WWE should focus on the talents that have the most matches in the top 100, as they are the most popular and have the highest ratings. Wrestlers like Kazuchika Okada and Kenny Omega have the most matches in the top 100, which means they are fan favorites and have a high rating. WWE should consider pursuing these talents to attract more viewers and increase their ratings. In addition to that WWE should also consider talents that have the best win/loss ratio, as they are more likely to attract viewers and increase the popularity of the show. A combination of these two factors will help WWE attract more viewers and increase their ratings. For example, personally I do not know anything about WWE and wrestling, but if there were to hav a match with a very famous wrestler that I had heard about I would be a bit more inclied to watching it.
Second, reconcile what you found in steps 3 and 4 with Netflix’s relationship with WWE. Use the data from the following page to help make your case: https://wrestlenomics.com/tv-ratings/
Based on this website, WWE’s TV ratings have not been greatly increasing over the years. In the year over yera comparisons, we are able to see how for the 3 columns with WWE, there hasn’t been a huge increase consistently throughout the years. WWE Smackdown had significant decreases in 2024.
The data from step 3 shows that there is a weak positive correlation between CageMatch ratings and WON ratings, which means that there is a relationship between the two ratings. This information could be leveraged to see how viewrs are rating and reacting to certain promotions and wrestlers and attempt to incorporate them into more competitions.
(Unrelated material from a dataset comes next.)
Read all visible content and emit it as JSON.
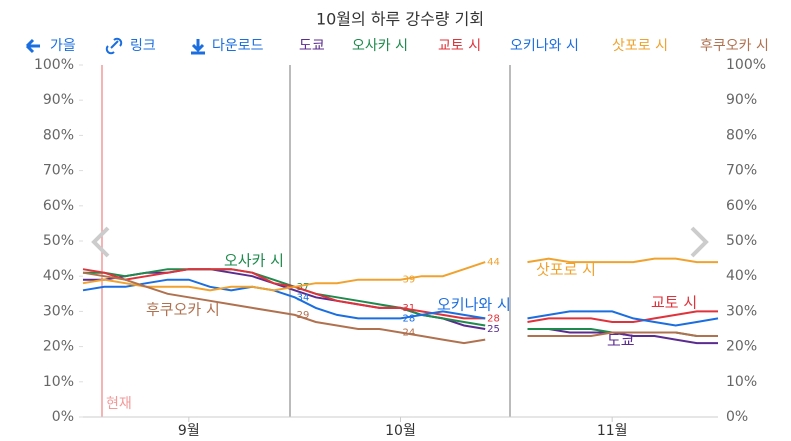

The data from step 4 shows that the wrestler with the most matches in the top 100 has the best win/loss ratio, which means that the wrestler is popular and has a high rating. This data suggests that WWE should focus on pursuing talents that have the most matches in the top 100 and have the best win/loss ratio to attract more viewers and increase their ratings. This will help WWE improve its TV ratings and increase its popularity.
They could also take into consideration the average ratings per promotion and see which promotions are more popular and have higher ratings. This information could be used to determine which promotions to focus on and which promotions to avoid. WWE could also use this information to identify popular wrestlers and incorporate them into their shows to attract more viewers and increase their ratings. They could also consider how the most popular one is New Japan Pro Wrestling, which has the highest average WON rating of 8.5. WWE could learn from New Japan Pro Wrestling and incorporate some of their strategies to improve their ratings. This would benefit both WWE and Netflix, given this new and increadibly expensive deal.
Third, do you have any further recommendations for WWE?
WWE could also analyze the wrestling match duo that had the highest ratings and views and perhaps do special events to have thos two wrestlers again. This would also increase viewership for Netflix.